The minimum queue depth required to saturate the device varies by ``nqueues``:

| ``nqueues`` | Min. ``qdepth`` to saturate | Total CUDA threads |
| ----------- | --------------------------- | ------------------ |
| 1           | > 512 (not reached)         | > 8192             |
| 2           | 128                         | 4096               |
| 4           | 64                          | 4096               |
| 8           | 64                          | 8192               |
| 16          | 64                          | 16384              |

Total CUDA thread count is ``qdepth × nqueues × ndevs`` (16 devices).
``nqueues=2`` and ``nqueues=4`` are equally thread-efficient, both saturating
the device at 4096 total threads. ``nqueues=8`` and ``nqueues=16`` reach
the roofline at the same ``qdepth=64`` but require 2× and 4× as many threads
respectively for no throughput gain, making them suboptimal.

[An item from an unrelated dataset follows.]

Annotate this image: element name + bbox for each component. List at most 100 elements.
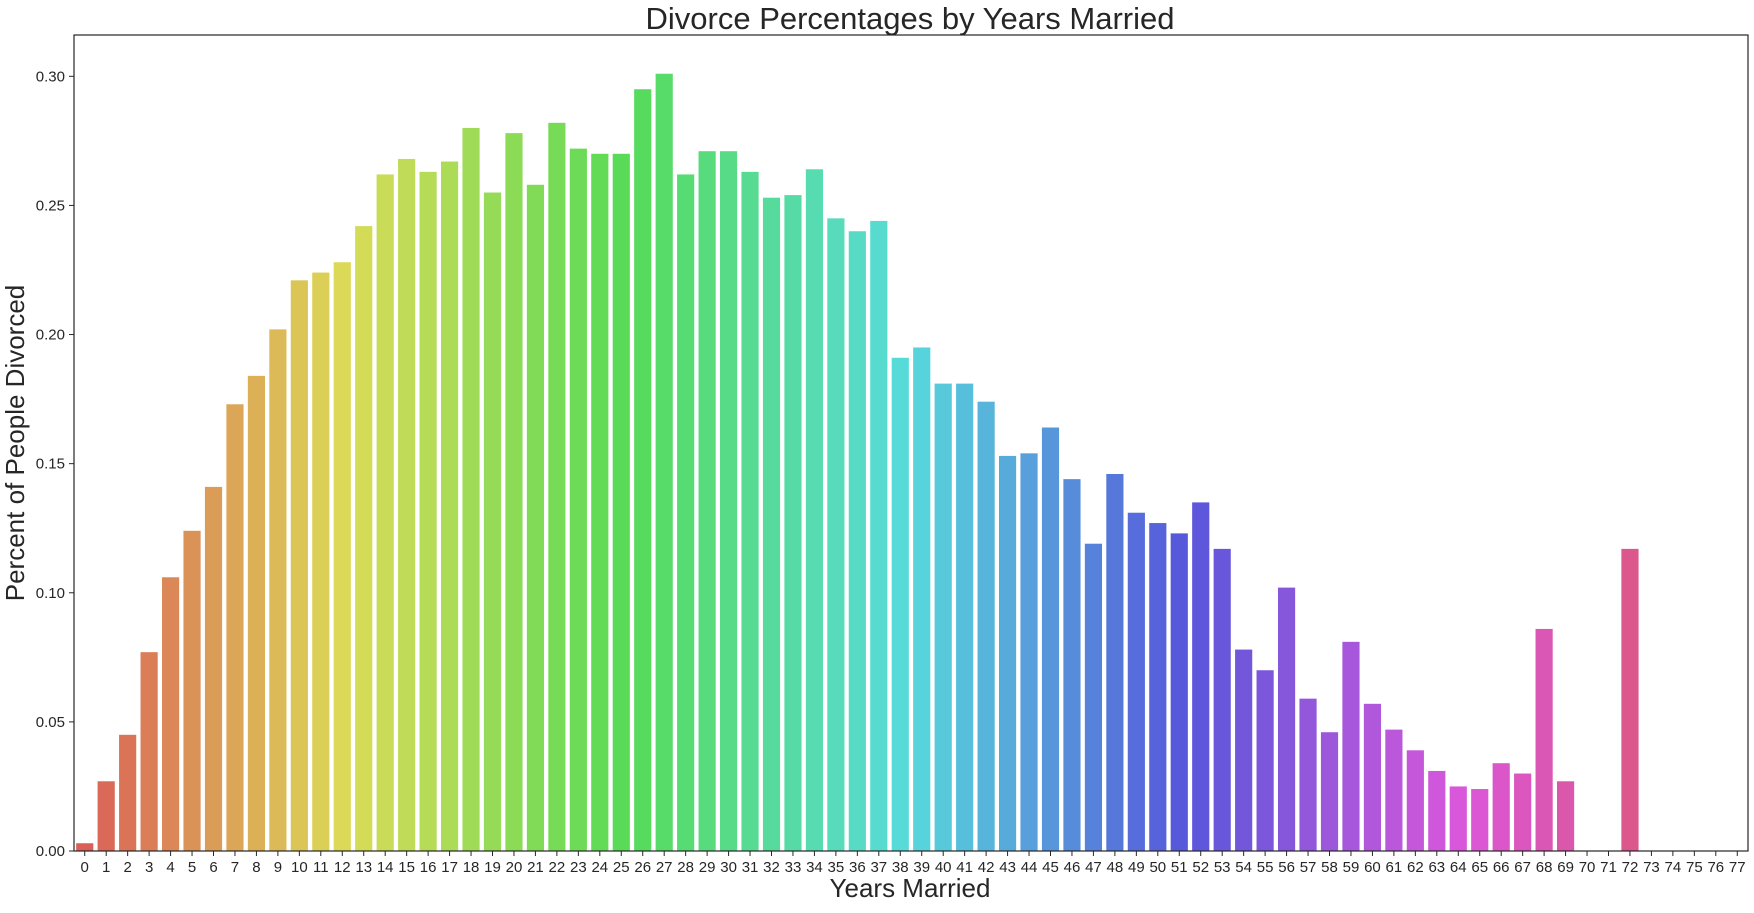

``nqueues=4`` with ``qdepth=64`` represents the most practical configuration:
it saturates the device at 4096 total threads, matching ``nqueues=2`` at
``qdepth=128``, while requiring only half the per-queue depth, halving the
number of commands in flight per queue.

## Summary

A single queue per device cannot saturate the devices at 512-byte I/O regardless
of queue depth. Adding a second queue breaks this ceiling: ``nqueues=2`` with
``qdepth=128`` reaches the 61.7 M IOPS roofline at 4096 total threads, and
``nqueues=4`` with ``qdepth=64`` matches this result with half the per-queue
depth. Beyond ``nqueues=4``, additional queues increase thread count without
improving throughput. Together with the I/O size scaling results, these findings
characterize the thread count and queue configuration required to fully utilize
device-initiated I/O across both the bandwidth-bound and IOPS-bound regimes.